In May this year, Apple poached Qualcomm's vice president of engineering -- Esin Terzioglu -- who had spent eight years at the chipmaker and was in charge of the company's technology roadmap. Then, in late September, Nikkei reported that Apple is expanding its chip manufacturing efforts, having invested in research and development for baseband modem chips that it currently buys from Intel and Qualcomm.
Apple has already made a big dent in Qualcomm's licensing business by stopping royalty payments. Therefore, its move of going in-house will have negative implications in the long run for Qualcomm.
Automotive dreams could be in trouble
Qualcomm was supposed to close its acquisition of Dutch chipmaker NXP Semiconductors by the end of the year, but that looks highly unlikely now. The deal has twice run into trouble with antitrust regulators in the EU. The EU regulators believe that Qualcomm and NXP haven't yet provided key details pertaining to the deal, and the merger might cause a rise in the price of NXP's widely used Mifare technology.
Furthermore, the NXP deal could also run into trouble in China, where Qualcomm has a spotty history with regulators. Additionally, activist investor Elliot Management, which is NXP's largest shareholder with a 6% stake, is pushing Qualcomm to raise its price. All in all, the deal seems to be in trouble for several reasons, delaying Qualcomm's potential gains from the self-driving car space.
At the same time, rival chipmaker Intel has made huge strides in autonomous cars, landing key accounts such as Alphabet subsidiary Waymo and Tesla. This is bad news for Qualcomm, as further delays in the NXP deal could push it behind the curve in self-driving cars, hurting its chances of making a dent in this fast-growing area.
NVIDIA steps in on drones
The drone market could be a potentially fertile ground for Qualcomm. Business Insider Intelligence forecasts that consumer drone shipments could increase by more than 31% a year until 2021, and enterprise drone shipments will rise 51% a year over the same period. Not surprisingly, Qualcomm has been building a lot of hype around its drone technology this year.
The company's Snapdragon Flight drone platform allows drones to navigate without the need for any global positioning system (GPS), using machine learning techniques to fly on their own. But NVIDIA is trying to steal a march over Qualcomm.
The graphics specialist has landed a couple of key wins in this space in the past few months. First, NVIDIA's drone tech was selected by GE Ventures company Avitas Systems, which will be using the former's artificial intelligence (AI) expertise and graphics processing units (GPUs) to train drones for industrial inspection.

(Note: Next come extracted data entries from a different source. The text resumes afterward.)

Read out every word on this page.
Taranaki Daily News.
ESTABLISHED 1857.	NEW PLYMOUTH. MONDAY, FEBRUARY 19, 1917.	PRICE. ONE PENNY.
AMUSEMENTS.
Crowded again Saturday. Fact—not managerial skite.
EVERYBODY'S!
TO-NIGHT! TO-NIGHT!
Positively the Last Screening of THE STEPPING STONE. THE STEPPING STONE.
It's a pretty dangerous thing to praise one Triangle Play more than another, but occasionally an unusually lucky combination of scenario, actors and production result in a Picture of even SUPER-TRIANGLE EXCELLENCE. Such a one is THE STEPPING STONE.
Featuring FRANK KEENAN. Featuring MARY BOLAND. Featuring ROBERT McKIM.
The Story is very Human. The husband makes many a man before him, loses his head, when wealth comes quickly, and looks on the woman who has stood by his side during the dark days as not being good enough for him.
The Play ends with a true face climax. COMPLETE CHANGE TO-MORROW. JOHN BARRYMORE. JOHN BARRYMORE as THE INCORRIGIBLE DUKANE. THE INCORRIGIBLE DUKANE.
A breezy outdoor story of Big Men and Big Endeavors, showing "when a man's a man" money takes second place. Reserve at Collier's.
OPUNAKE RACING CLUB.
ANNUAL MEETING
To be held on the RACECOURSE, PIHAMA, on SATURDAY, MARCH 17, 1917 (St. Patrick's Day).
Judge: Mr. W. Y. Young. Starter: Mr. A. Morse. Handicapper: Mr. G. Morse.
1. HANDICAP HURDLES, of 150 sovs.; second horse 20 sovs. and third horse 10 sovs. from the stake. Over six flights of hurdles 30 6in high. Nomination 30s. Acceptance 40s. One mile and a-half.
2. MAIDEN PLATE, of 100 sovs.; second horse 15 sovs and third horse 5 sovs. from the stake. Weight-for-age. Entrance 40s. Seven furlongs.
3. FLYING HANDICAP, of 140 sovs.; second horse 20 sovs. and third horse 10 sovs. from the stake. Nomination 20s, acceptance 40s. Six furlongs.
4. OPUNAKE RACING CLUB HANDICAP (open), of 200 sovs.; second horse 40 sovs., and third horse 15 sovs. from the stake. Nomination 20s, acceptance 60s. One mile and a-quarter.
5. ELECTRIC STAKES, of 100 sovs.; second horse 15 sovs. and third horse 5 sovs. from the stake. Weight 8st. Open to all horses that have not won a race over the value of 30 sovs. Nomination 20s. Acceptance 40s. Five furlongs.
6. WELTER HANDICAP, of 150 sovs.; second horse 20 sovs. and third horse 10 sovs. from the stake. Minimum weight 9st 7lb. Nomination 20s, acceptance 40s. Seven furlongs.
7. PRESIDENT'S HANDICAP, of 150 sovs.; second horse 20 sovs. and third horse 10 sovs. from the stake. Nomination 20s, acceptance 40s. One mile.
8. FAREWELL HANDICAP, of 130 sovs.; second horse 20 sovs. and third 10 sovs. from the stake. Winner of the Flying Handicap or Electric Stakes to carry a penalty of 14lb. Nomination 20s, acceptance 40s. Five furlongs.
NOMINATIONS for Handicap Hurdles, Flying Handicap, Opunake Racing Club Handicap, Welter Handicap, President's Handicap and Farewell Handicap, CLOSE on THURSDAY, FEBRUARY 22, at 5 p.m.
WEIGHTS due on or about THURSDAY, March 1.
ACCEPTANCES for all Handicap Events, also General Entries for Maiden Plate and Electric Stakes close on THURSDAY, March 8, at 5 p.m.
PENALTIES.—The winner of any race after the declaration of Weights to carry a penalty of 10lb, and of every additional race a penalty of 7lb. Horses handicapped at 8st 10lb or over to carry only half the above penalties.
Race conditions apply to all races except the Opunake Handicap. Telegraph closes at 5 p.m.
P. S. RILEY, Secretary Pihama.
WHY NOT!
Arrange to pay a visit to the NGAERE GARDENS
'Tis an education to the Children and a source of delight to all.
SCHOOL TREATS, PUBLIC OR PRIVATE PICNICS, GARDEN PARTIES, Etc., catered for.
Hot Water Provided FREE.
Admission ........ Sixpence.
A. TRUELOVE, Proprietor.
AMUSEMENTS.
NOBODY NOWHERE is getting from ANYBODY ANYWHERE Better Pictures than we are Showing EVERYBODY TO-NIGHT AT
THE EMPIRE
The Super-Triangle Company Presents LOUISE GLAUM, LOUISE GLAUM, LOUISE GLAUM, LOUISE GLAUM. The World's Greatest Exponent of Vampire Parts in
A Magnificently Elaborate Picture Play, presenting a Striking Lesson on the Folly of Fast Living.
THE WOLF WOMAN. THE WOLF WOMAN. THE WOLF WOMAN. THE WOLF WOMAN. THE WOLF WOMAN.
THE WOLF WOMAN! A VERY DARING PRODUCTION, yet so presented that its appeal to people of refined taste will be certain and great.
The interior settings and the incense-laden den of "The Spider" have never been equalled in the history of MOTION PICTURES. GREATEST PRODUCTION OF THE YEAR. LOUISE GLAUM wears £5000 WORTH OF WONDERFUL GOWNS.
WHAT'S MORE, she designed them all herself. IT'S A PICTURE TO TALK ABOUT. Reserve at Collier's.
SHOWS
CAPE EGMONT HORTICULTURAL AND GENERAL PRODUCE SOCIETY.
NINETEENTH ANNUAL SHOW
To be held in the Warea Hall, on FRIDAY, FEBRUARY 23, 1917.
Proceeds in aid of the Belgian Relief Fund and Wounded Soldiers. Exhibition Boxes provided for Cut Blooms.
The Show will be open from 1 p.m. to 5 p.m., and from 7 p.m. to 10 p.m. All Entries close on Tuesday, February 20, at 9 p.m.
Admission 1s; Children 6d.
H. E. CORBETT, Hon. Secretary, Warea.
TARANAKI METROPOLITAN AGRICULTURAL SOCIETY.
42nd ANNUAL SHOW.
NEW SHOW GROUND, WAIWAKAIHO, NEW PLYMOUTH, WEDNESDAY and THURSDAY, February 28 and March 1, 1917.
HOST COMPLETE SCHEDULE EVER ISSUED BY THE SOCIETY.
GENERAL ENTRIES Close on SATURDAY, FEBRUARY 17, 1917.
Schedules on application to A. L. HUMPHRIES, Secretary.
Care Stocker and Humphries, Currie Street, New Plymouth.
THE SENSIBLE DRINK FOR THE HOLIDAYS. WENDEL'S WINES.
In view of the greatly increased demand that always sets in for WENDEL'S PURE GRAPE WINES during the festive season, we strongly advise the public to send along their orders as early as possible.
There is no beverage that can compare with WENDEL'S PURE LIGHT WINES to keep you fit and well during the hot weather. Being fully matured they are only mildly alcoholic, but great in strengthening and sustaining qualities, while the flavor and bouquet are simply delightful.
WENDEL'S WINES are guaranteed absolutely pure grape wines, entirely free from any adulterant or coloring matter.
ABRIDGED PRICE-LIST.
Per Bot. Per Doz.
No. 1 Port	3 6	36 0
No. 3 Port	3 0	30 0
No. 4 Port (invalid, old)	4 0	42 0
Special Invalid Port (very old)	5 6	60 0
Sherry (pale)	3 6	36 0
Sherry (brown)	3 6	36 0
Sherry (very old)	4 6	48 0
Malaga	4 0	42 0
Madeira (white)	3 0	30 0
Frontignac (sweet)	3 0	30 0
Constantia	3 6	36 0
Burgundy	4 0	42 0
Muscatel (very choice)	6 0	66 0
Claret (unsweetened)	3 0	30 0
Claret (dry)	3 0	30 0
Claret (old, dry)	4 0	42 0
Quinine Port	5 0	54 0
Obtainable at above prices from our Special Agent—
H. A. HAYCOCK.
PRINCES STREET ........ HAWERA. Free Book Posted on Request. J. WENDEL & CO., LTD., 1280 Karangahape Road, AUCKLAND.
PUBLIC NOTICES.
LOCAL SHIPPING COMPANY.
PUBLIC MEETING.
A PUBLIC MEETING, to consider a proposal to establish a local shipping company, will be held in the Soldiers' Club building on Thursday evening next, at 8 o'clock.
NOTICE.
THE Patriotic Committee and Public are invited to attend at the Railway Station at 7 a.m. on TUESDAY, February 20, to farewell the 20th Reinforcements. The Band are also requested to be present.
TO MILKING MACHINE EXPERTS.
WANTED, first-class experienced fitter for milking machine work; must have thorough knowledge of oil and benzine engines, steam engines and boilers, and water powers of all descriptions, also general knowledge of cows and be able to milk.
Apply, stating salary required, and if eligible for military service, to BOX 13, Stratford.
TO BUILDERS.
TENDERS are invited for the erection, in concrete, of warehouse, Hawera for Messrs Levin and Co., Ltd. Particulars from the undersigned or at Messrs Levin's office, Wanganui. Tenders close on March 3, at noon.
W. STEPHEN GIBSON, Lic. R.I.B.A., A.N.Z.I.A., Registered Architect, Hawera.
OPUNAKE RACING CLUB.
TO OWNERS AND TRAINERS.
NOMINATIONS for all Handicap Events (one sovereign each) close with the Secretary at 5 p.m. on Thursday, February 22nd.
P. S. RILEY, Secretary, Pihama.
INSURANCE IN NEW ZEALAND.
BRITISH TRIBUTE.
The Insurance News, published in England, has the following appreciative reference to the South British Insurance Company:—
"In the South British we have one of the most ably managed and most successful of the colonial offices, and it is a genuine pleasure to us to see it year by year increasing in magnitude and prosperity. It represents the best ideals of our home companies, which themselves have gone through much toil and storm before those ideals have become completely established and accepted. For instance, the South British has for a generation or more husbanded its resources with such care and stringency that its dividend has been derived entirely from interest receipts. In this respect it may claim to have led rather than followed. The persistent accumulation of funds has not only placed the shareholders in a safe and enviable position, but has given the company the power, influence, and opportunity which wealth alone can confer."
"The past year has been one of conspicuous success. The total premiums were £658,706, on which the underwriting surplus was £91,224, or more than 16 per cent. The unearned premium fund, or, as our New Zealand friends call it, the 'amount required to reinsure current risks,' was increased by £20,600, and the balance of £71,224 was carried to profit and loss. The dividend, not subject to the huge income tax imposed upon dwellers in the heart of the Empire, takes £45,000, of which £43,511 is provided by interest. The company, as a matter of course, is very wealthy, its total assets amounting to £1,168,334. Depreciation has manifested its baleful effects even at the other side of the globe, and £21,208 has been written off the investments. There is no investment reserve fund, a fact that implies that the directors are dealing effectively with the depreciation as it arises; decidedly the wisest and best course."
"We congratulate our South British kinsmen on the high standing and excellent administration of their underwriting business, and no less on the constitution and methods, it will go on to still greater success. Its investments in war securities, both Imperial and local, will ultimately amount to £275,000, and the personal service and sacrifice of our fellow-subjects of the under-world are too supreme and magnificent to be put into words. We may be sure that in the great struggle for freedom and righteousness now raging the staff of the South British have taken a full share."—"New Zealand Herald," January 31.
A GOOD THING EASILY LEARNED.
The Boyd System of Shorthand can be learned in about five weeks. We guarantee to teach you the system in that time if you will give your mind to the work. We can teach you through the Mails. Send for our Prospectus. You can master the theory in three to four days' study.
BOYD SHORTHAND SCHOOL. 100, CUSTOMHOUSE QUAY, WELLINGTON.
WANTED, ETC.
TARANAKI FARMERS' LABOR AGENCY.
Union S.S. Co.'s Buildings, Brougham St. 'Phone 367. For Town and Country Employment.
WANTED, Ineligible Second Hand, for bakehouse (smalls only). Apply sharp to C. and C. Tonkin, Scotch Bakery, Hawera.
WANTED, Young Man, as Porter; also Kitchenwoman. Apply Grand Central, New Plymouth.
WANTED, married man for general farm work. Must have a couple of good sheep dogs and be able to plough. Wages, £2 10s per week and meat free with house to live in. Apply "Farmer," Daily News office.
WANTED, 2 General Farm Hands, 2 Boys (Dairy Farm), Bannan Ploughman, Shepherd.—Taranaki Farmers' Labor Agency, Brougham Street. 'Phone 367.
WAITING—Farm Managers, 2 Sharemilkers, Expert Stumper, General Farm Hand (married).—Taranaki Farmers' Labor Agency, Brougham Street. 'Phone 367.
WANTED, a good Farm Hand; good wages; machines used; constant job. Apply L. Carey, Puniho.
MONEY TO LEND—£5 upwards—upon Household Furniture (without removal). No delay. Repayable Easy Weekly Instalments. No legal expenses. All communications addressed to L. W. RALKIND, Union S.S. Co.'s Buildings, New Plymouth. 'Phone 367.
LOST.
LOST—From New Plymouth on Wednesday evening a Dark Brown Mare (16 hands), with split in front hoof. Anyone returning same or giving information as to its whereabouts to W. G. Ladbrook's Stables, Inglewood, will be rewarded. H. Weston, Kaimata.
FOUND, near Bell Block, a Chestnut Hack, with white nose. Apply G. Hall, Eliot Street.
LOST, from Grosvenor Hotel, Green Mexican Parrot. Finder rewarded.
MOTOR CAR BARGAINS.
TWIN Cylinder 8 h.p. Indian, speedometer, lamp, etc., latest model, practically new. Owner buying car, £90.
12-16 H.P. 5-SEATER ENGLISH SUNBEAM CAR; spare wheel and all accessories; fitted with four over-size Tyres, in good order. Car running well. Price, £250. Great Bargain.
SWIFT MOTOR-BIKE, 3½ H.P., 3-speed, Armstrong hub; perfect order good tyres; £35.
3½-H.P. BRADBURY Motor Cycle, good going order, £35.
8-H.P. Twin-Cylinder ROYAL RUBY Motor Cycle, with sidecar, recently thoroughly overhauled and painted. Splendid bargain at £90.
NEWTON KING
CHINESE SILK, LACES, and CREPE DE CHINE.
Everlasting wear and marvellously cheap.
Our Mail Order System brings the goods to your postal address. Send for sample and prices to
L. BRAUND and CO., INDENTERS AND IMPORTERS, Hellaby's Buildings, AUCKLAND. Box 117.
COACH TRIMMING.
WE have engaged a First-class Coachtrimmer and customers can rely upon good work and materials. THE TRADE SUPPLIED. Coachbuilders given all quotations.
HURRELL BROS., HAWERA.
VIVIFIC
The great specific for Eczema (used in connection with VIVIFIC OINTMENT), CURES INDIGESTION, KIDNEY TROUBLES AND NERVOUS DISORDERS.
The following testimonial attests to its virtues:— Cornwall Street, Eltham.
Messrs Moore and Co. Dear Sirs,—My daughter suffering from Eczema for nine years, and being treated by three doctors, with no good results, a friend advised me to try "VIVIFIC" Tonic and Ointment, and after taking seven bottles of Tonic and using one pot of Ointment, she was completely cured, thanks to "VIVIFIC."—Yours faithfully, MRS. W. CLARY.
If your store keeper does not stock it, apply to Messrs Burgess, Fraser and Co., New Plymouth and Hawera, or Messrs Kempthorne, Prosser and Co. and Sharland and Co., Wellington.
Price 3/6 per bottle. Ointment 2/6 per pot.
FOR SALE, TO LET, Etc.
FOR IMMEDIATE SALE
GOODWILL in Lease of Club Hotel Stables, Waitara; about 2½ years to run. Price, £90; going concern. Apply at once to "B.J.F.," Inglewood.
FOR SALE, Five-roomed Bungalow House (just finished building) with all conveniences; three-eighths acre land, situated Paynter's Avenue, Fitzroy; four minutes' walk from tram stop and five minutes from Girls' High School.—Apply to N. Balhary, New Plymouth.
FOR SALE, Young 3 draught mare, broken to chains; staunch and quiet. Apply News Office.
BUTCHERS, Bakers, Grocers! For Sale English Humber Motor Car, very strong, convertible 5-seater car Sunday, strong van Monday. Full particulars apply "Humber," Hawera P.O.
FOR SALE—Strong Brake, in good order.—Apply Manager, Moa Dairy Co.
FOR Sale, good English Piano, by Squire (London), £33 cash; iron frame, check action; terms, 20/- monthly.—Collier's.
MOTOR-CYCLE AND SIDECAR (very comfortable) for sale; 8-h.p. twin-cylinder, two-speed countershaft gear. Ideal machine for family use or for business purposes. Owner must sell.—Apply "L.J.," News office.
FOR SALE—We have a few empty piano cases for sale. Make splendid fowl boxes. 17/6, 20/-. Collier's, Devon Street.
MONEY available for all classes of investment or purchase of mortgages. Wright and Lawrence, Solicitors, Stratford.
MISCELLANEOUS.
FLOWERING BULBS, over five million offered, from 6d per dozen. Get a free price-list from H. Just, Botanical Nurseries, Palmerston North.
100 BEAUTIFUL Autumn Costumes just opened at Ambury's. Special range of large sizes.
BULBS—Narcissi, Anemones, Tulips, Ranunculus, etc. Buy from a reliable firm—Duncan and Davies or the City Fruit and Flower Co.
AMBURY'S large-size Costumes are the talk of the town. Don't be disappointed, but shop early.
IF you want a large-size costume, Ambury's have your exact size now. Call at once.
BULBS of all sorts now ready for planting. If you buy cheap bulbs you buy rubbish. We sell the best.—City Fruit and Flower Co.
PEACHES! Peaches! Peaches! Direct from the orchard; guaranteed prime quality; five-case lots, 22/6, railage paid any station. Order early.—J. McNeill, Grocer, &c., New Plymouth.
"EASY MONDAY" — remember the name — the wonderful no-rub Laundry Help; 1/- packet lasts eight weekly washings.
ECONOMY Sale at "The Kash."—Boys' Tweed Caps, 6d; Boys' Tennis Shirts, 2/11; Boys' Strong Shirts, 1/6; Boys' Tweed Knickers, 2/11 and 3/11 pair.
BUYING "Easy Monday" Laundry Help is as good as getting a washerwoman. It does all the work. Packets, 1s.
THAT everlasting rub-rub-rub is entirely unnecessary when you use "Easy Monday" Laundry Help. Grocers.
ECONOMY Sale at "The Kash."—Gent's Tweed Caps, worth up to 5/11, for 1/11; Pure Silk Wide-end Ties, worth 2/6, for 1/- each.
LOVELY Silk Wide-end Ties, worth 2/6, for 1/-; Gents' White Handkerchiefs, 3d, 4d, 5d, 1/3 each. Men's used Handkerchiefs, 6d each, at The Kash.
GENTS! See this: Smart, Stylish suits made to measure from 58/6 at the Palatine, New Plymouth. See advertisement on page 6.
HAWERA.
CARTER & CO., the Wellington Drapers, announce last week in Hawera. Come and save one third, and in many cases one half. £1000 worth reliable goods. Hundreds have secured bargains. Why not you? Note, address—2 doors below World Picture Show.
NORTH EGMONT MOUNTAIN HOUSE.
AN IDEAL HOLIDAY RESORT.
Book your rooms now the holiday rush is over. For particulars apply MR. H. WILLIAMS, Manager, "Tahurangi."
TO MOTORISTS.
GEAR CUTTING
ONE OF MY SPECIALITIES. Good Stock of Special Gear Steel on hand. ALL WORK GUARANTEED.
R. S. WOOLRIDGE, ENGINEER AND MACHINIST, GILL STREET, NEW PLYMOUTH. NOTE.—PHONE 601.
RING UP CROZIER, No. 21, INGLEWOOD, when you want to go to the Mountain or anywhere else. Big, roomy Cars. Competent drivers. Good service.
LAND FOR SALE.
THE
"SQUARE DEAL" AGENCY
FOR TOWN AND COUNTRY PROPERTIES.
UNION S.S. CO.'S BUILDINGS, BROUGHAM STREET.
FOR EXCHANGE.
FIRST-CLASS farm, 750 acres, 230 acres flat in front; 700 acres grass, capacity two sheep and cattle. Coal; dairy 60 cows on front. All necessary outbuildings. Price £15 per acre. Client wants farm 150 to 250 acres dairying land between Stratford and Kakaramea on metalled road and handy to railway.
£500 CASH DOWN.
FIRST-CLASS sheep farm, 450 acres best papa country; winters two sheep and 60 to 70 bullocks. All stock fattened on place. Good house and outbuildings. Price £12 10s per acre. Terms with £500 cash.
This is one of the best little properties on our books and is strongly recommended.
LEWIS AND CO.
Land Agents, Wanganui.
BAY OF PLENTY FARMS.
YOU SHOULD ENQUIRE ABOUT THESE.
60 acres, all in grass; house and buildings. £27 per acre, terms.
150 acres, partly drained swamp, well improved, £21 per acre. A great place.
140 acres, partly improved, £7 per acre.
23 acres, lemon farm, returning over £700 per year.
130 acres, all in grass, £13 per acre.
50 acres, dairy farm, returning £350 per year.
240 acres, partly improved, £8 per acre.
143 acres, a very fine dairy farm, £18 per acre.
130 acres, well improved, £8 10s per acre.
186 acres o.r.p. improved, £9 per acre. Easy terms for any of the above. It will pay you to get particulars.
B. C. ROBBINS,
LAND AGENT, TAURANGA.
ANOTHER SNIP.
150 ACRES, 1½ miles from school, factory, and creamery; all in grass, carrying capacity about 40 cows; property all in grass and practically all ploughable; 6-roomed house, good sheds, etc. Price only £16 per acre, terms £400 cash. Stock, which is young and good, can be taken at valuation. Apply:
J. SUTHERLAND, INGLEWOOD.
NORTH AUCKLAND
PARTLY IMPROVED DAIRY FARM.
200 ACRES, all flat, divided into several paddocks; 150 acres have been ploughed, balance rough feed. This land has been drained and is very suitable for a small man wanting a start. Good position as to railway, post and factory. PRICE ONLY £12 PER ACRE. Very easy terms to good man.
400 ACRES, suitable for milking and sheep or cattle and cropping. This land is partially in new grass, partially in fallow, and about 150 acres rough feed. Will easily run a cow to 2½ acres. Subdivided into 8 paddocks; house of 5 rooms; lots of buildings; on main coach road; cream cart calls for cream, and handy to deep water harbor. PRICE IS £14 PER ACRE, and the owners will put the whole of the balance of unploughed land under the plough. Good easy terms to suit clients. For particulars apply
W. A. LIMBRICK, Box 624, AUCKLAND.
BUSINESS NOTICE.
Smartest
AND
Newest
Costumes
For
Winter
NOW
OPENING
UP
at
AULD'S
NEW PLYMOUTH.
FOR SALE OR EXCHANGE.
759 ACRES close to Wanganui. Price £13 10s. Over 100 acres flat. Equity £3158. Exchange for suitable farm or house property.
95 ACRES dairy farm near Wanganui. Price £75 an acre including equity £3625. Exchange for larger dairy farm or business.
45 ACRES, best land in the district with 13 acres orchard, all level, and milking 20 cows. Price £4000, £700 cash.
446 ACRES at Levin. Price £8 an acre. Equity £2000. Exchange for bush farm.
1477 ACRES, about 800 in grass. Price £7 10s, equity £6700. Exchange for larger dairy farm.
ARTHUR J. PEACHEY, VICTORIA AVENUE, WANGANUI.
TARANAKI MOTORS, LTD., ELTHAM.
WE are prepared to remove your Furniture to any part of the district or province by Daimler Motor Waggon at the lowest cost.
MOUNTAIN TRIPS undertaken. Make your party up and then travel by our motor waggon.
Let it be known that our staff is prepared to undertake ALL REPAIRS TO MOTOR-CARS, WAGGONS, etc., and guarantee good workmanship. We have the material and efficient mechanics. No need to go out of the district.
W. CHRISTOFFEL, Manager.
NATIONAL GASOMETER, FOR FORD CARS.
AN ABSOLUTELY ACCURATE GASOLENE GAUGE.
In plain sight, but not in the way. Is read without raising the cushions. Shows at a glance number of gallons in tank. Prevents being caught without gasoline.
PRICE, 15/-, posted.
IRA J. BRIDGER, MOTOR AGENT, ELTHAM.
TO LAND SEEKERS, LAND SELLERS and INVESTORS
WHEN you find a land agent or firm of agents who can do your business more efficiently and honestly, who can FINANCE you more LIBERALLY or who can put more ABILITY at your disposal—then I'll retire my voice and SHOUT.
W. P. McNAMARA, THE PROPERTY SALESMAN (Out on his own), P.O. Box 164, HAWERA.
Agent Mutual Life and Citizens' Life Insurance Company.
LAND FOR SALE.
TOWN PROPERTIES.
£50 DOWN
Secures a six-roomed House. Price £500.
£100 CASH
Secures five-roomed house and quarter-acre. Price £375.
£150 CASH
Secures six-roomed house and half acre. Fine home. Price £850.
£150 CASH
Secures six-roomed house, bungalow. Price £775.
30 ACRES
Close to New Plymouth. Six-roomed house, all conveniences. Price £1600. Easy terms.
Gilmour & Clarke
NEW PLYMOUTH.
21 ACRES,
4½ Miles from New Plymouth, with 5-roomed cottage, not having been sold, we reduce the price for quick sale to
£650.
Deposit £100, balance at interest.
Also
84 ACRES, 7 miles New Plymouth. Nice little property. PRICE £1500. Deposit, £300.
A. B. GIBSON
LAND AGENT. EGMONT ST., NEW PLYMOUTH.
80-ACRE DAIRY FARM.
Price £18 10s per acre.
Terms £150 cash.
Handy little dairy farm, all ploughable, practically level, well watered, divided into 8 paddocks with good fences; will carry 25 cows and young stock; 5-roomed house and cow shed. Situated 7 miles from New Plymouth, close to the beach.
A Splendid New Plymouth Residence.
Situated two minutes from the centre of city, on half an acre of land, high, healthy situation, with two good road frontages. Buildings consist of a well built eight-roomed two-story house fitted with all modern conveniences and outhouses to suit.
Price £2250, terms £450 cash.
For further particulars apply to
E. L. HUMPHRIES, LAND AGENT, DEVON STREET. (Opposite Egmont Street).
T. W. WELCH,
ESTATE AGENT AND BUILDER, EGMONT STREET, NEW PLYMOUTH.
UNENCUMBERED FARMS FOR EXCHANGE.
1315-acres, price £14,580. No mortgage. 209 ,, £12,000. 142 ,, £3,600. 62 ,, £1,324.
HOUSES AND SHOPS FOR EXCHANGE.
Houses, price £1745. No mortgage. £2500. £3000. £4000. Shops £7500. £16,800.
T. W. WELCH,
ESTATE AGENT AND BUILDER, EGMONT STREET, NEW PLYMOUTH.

Additionally, NVIDIA has also made inroads into retail. E-commerce specialist JD.com has joined up with NVIDIA to power drones for last-mile retail and goods delivery. The two companies are already testing their technology in real-world scenarios in China across university campuses and remote communities.
Qualcomm, on the other hand, doesn't have any such big wins. However, the company is trying to democratize drone development by selling a complete kit to developers and OEMs (original equipment manufacturers). This could help Qualcomm become a big supplier in the drone market, but the road isn't going to be easy if rivals like NVIDIA keep landing big clients.
The Foolish takeaway
Qualcomm's biggest source of profits is in trouble thanks to Apple. Additionally, its pursuit of growth in emerging technology areas such as autonomous cars and drones could run into serious competition as rivals step up their game, putting Qualcomm in a position from which a turnaround will be difficult.